A rotina de Cleide Maria

OPINIÃO - Thiago Granja Belieiro

Data 09/05/2026
Horário 04:30

Cleide Maria (*nome fictício), mulher preta, de 47 anos, casada, dois filhos, um de 23, outro de 12, com leve sobrepeso, moradora da periferia, é operadora de caixa de uma grande rede supermercadista. Seu salário é de R$ 1.621,00 por mês, ou, R$ 54,04 por dia, ou, R$ 7,37 por hora trabalhada. Além disso, recebe vale transporte. Não recebe vale refeição, nem vale alimentação, muito menos (para meu espanto) cesta básica. 
A semana de trabalho de Cleide Maria inicia-se nos domingos e termina aos sábados, sua folga, a única da semana, geralmente ocorre nas terças ou nas quartas feiras, a depender da escala de trabalho e da vontade de seu supervisor. O trabalho na escala 6x1 e aos finais de semana, sobretudo, tem sigo a regra desde que conquistou essa vaga de emprego, há sete anos. 
O dia de Cleide começa cedo, bem cedo. Como ela entra no trabalho às 8h da manhã, ela se levanta, invariavelmente, às 5h da manhã, nos dias da semana, permitindo-se, aos finais de semana, acordar às 6h diante da diminuição dos afazeres domésticos nesses dias. Cleide Maria se levanta cedo por suas razões práticas. 
Primeiro que ela precisa organizar a marmita, composta, quase sempre de arroz, feijão, frango, linguiça ou salsicha, nas duas primeiras semanas do mês, nas duas últimas, vira-se como pode, quase, só com arroz e feijão, às vezes, com alguns legumes das sobras do mercado. Além disso, Cleide prepara as coisas da escola do menino mais novo. O mais velho e o pai, comem na empresa. O pequeno, que vai sozinho para a escola, se vira com a merenda escolar. 
Geralmente, esses cuidados, o banho e os preparativos para sair, consomem uma hora do dia de Cleide. Às 6h10 ela encontra-se no ponto, à espera do ônibus que a levará ao centro da cidade. Lá, ela faz baldeação, pegando outro ônibus até a zona do sul da cidade. Geralmente, nos dias de trânsito tranquilo, ela chega 15 minutos antes das 8h da manhã, o que permite que tome café preto e pão com manteiga, no refeitório do mercado.
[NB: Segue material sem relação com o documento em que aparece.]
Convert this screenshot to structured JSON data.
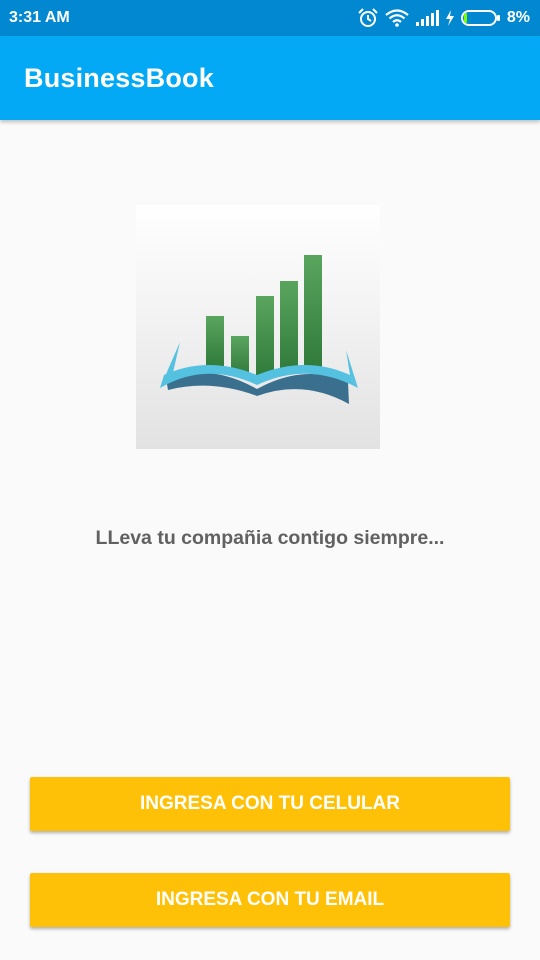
{
  "status_bar": {
    "time": "3:31 AM",
    "battery_percent": "8%",
    "icons": [
      "alarm-icon",
      "wifi-icon",
      "signal-icon",
      "charging-icon",
      "battery-icon"
    ],
    "battery_level": 0.08
  },
  "app_bar": {
    "title": "BusinessBook",
    "color": "#03a9f4"
  },
  "logo": {
    "icon": "book-chart-logo"
  },
  "main": {
    "tagline": "LLeva tu compañia contigo siempre..."
  },
  "buttons": {
    "phone_label": "INGRESA CON TU CELULAR",
    "email_label": "INGRESA CON TU EMAIL",
    "color": "#ffc107"
  }
}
Guarda sua marmita na geladeira de uso coletivo e segue para o caixa. 
A lida vai até às 12h, mas sempre atrasa um pouco. Cleide Maria tem menos de uma hora para almoçar, ver o celular e descansar um pouco. Às vezes, uso o tempo que lhe sobra para resolver algum problema pelo celular, ligar para a mãe, falar com o filho mais velho. Quando consegue, cochila 10 a 15 minutos antes de voltar ao caixa, pontualmente às 13h. O trabalho segue até às 17h. Geralmente, chega em casa pouco antes das 19h, e em dias de chuva, 19h30. 
Busca o pequeno na vizinha, duas casas abaixo e chega em casa. Nesse momento, outra jornada se inicia. Cleide Maria precisa cuidar da casa, colocar roupas na máquina de lavar (paga em 36 prestações), dar uma limpadinha no banheiro e fazer a janta. Enquanto isso, tenta dar atenção aos filhos, cobrar ajuda do marido. Às vezes, faz a unha, cuida do cabelo, prepara o uniforme e as coisas para o dia seguinte. São 11 da noite quando finalmente pode dormir. 
No dia de folga, durante a semana, fica sozinha em casa. Às vezes, o pequeno falta na escola para ficar com a mãe. O dia é, invariavelmente, dedicado à uma faxina completa na casa. Se precisa ir à cidade resolver algum problema, a faxina fica para a semana seguinte. Não é incomum que no dia folga, durma o dia inteiro, exausta, da escala 6 x 1.